Le jour de son assassinat, au coin de la dernière page du quotidien Le Matin, Mesmar Jeha a commis un dernier billet. Aujourd’hui, à l’occasion de ce recueillement, nous avons choisi de vous faire tout simplement lecture de ce billet prémonitoire, une façon de rendre hommage au grand journaliste qu’était Saïd Mekbel.

Ce voleur qui, dans la nuit, rase les murs pour rentrer chez lui, c’est lui.

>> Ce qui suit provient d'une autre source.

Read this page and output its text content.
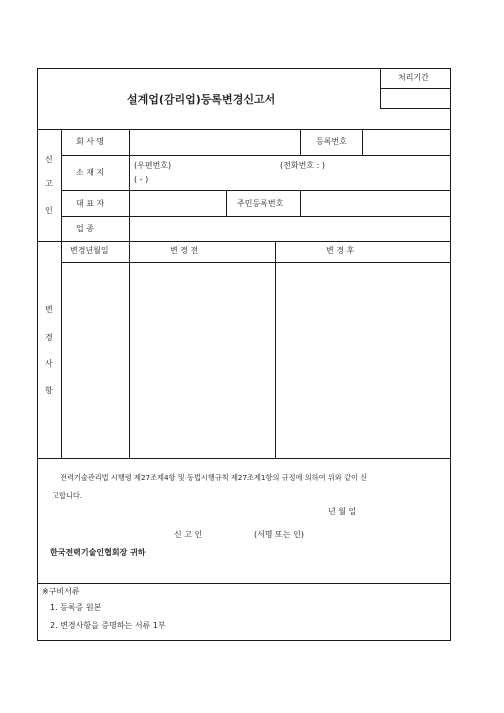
설계업(감리업)등록변경신고서
처리기간
신
고
인
회 사 명	등록번호
소 재 지
(우편번호)	(전화번호 : )
( - )
대 표 자	주민등록번호
업 종
변
경
사
항
변경년월일	변 경 전	변 경 후
전력기술관리법 시행령 제27조제4항 및 동법시행규칙 제27조제1항의 규정에 의하여 위와 같이 신
고합니다.
년 월 일
신 고 인	(서명 또는 인)
한국전력기술인협회장 귀하
※구비서류
1. 등록증 원본
2. 변경사항을 증명하는 서류 1부
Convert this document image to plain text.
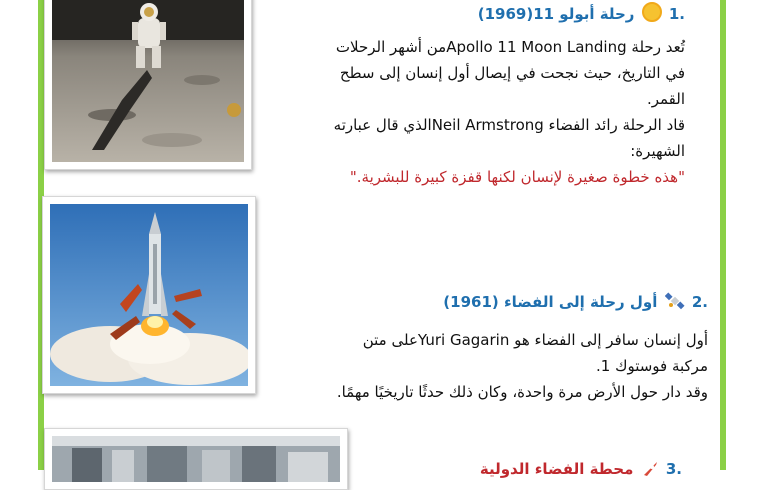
.1  رحلة أبولو 11(1969)
تُعد رحلة Apollo 11 Moon Landingمن أشهر الرحلات
في التاريخ، حيث نجحت في إيصال أول إنسان إلى سطح
القمر.
قاد الرحلة رائد الفضاء Neil Armstrongالذي قال عبارته
الشهيرة:
"هذه خطوة صغيرة لإنسان لكنها قفزة كبيرة للبشرية."
.2  أول رحلة إلى الفضاء (1961)
أول إنسان سافر إلى الفضاء هو Yuri Gagarinعلى متن
مركبة فوستوك 1.
وقد دار حول الأرض مرة واحدة، وكان ذلك حدثًا تاريخيًا مهمًا.
.3  محطة الفضاء الدولية
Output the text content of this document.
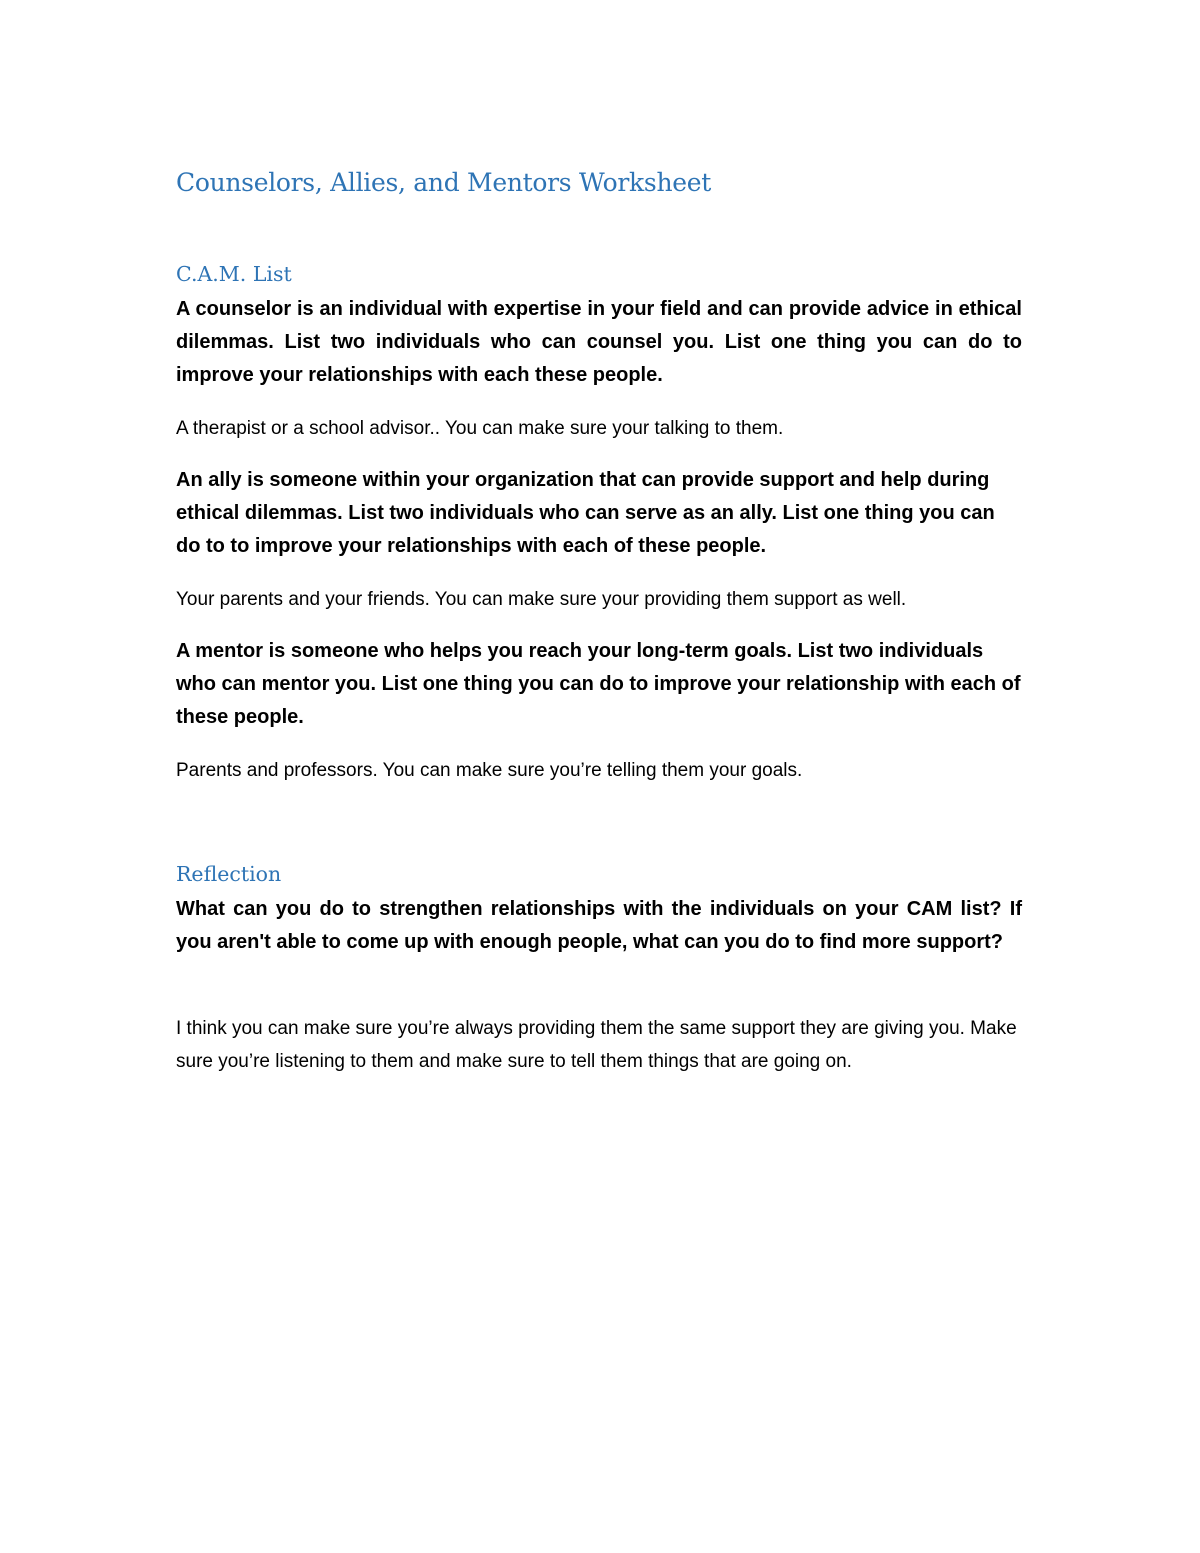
Counselors, Allies, and Mentors Worksheet
C.A.M. List

A counselor is an individual with expertise in your field and can provide advice in ethical dilemmas. List two individuals who can counsel you. List one thing you can do to improve your relationships with each these people.

A therapist or a school advisor.. You can make sure your talking to them.

An ally is someone within your organization that can provide support and help during ethical dilemmas. List two individuals who can serve as an ally. List one thing you can do to to improve your relationships with each of these people.

Your parents and your friends. You can make sure your providing them support as well.

A mentor is someone who helps you reach your long-term goals. List two individuals who can mentor you. List one thing you can do to improve your relationship with each of these people.

Parents and professors. You can make sure you’re telling them your goals.

Reflection

What can you do to strengthen relationships with the individuals on your CAM list? If you aren't able to come up with enough people, what can you do to find more support?

I think you can make sure you’re always providing them the same support they are giving you. Make sure you’re listening to them and make sure to tell them things that are going on.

Ce père qui recommande à ses enfants de ne pas dire dehors le méchant métier qu’il fait, c’est lui. Ce mauvais citoyen qui traîne au palais de justice, attendant de passer devant les juges, c’est lui. Cet individu, pris dans une rafle de quartier et qu’un coup de crosse propulse au fond du camion, c’est lui. C’est lui qui, le matin, quitte sa maison sans être sûr d’arriver à son travail et lui qui quitte, le soir, son travail sans être sûr d’arriver à sa maison. Ce vagabond qui ne sait plus chez qui passer la nuit, c’est lui. C’est lui qu’on menace dans les secrets d’un cabinet officiel, le témoin qui doit ravaler ce qu’il sait, ce citoyen nu et désemparé… Cet homme qui fait le voeu de ne pas mourir égorgé, c’est lui. C’est lui qui ne sait rien faire de ses mains, rien d’autres que ses petits écrits. Lui qui espère contre tout parce que, n’est-ce pas, les rosés poussent bien sur les tas de fumier. Lui qui est tout cela et qui est seulement journaliste.

Kamel Medjdoub

Ce Texte a été lu ce matin sur la tombe de Said Mekbel dans le cadre d’une cérémonie de recueillement organisée par l’Association des journalistes de la wilaya de Bejaia (AJB).